Het is waar, dat het Indische proletariaat numeriek een nog zwakkere plaats inneemt in de bevolking dan het Russische proletariaat aan de vooravond van 1905 en 1917. De betrekkelijk geringe omvang van het proletariaat was het voornaamste argument van alle kleinburgers, al de Martinovs, alle mensjewieken tegen het perspectief van de permanente revolutie. Zij stelden dat het een illusie was dat het revolutionair proletariaat de bezittende klasse zou omverwerpen en de leiding zou nemen van de agrarische revolutie van de boeren om op de golven van die agrarische revolutie tot de revolutionaire heerschappij te komen. Daarom vonden zij de verwachting realistisch dat de liberale burgerij steunend op de massa van stad en land, de democratische revolutie zou voltooien. Doch het liep hierop uit dat hun sociale statistieken van de bevolking geen juiste maatstaf bleken voor de economische of politieke rol van de klassen. De Oktoberrevolutie heeft dat eens en voor altijd op overtuigende wijze aangetoond.
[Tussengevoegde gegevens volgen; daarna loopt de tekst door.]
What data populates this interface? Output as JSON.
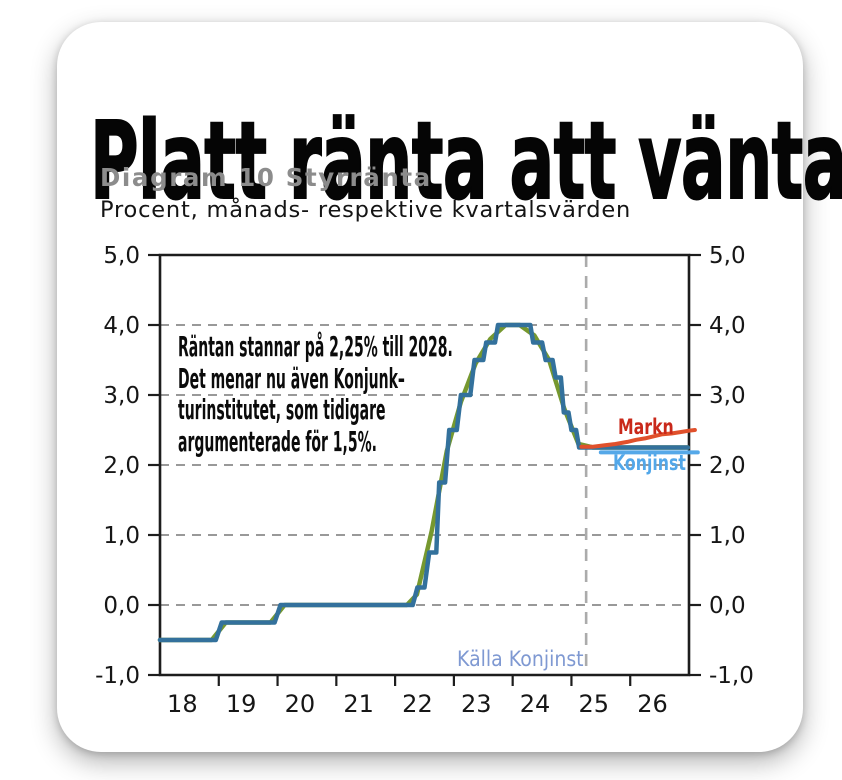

Als thans het Indische proletariaat numerieker zwakker is dan het Russische, is daarmee nog niet gezegd dat zijn revolutionaire mogelijkheden kleiner zijn. Net zomin als de numerieke zwakte van het Russische proletariaat vergeleken bij het Amerikaanse en het Engelse een beletsel was voor de arbeidersdemocratie in Rusland. Integendeel, al die sociale eigenaardigheden die de Oktoberrevolutie mogelijk en onvermijdelijk maakten, zijn thans in Indië in scherpere vorm aanwezig. In dit land van arme boeren komt de hegemonie van de stad niet minder duidelijk tot uitdrukking dan in het tsaristische Rusland. De concentratie van de industriële, handels- en financiële macht in handen van de grote burgerij, allereerst de buitenlandse burgerij, enerzijds en anderzijds een snelle groei van het eigenlijke proletariaat, sluiten de mogelijkheid uit van een onafhankelijke rol van de kleinburgerij in de steden en tot op zekere hoogte ook van de intellectuelen en veranderen daardoor de politieke drijvende krachten van de revolutie in die van de strijd van het proletariaat tegen de burgerij om de leiding van de boerenmassa’s. Daarom ontbreekt “slechts” één voorwaarde: een bolsjewistische partij. En dat is dus waar het nu op aankomt.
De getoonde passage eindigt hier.